The Pharisees, who were lovers of money, heard all this, and they ridiculed Him. So Jesus said to them, “You are those who justify yourselves in the sight of others; but God knows your hearts; for what is prized by human beings is an abomination in the sight of God. – Luke 16:14-15

The Pharisees ridiculed Jesus … seemingly because they were “lovers of money”.  But were not the Pharisees the lovers of the Law?  Were not the Pharisees the ones who preached if they nation would repent the Messiah would come and save them?  Were not the Pharisees those who sought to separate themselves from the sinful ways of this world?  And yet, Luke characterizes them as “lovers of money” and in so being …they ridiculed the seemingly unrealistic teachings of Christ and His ethic of the compassionate community.

What does it matter if they were “lovers of money”?  If money is a priority than matters of spirituality and community become a lesser priority.  If money is the measure of one’s worth, then other measures are disregarded.  If money is the deciding factor in determining what is right or wrong, good or bad, wise or foolish, worthwhile or not worthwhile, then money has gained more influence than God.  If the love of money is center and forefront, then God is moved to the side and background.

The love of money creates an obsession with materialism, always thinking that more money is the answer to our spiritual and communal lacking.  The love of money creates a world of haves and have-nots, the haves fearful of losing what they have, the have-nots envying what they have-not.  The love of money awakens the demon of greed, giving it license to flourish and to consume more than our providential share.
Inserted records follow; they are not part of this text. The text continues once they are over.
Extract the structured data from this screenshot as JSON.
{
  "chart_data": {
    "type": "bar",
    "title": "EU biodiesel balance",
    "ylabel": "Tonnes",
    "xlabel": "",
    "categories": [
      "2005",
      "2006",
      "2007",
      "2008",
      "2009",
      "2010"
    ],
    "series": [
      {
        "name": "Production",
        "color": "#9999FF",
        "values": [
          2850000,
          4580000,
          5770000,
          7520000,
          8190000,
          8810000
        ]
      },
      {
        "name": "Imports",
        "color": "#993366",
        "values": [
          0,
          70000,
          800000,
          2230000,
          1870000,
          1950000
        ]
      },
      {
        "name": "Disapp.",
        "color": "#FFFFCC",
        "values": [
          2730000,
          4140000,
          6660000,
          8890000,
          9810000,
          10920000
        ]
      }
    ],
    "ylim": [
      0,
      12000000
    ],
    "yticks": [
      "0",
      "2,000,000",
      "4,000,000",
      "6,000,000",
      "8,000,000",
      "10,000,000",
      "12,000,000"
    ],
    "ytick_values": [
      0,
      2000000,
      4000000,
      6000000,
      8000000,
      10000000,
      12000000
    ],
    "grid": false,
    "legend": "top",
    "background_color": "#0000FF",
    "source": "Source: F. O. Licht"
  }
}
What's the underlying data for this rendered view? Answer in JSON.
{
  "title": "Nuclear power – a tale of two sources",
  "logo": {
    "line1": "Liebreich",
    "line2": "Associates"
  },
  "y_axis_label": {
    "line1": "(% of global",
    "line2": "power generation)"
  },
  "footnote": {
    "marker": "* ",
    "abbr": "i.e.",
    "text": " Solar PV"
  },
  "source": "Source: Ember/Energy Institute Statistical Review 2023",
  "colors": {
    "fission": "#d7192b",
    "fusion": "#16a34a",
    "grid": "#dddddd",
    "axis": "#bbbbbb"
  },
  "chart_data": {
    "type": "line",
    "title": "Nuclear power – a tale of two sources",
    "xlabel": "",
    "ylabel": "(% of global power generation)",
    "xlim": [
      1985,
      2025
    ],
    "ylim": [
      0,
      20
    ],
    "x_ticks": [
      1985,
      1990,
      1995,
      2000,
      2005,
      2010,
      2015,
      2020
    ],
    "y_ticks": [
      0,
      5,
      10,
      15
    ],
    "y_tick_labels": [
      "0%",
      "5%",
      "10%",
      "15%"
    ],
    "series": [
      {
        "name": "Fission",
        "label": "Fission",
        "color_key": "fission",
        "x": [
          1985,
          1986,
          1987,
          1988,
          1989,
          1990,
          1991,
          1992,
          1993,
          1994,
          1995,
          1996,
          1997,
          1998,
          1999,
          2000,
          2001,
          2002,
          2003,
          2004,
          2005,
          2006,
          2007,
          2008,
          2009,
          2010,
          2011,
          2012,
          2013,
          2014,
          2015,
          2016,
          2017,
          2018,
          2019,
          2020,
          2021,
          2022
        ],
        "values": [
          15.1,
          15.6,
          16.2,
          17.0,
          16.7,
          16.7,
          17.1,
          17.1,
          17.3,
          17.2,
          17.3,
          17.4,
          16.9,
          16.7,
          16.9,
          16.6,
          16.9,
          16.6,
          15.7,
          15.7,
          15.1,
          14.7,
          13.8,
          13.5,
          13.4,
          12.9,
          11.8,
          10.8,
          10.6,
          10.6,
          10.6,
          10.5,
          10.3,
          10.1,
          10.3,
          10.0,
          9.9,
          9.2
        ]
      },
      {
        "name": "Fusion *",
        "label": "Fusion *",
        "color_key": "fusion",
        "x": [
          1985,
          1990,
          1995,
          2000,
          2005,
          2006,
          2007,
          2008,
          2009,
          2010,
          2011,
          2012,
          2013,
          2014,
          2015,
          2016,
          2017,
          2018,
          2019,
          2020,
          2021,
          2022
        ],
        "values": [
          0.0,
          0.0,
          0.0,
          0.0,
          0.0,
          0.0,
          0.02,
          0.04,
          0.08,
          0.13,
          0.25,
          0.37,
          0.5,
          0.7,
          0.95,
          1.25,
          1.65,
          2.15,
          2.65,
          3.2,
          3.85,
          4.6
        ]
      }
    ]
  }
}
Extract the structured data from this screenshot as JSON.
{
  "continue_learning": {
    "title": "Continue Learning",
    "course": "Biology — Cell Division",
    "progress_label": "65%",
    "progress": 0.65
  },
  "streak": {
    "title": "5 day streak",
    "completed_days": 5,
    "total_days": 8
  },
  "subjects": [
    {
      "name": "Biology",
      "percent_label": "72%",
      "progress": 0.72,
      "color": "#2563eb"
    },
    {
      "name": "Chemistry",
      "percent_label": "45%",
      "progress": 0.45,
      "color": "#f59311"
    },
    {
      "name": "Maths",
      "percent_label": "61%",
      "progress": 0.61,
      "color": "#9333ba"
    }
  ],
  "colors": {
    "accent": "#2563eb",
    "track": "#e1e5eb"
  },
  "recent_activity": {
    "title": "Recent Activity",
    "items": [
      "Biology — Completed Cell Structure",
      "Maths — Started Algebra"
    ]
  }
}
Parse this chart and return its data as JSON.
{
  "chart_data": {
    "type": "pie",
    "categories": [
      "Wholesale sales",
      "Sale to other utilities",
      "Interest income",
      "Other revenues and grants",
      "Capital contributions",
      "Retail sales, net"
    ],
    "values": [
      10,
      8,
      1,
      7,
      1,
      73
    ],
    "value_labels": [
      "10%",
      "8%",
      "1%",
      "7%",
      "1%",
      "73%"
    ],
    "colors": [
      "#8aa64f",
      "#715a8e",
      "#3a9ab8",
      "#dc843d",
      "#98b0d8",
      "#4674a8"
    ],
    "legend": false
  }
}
So many times when I have taught those teachings of Christ that seem unrealistic and naïve, impractical and non-profitable … they are ridiculed by those who are deeply immersed in a materialistic world-view.  It is as if the love of money has near-blinded us from the world of spirituality.


In America, on our money we engrave the words, “IN GOD WE TRUST”.  I find that a rather odd place to make that statement of faith.  It almost as if God and the money were somehow one and the same.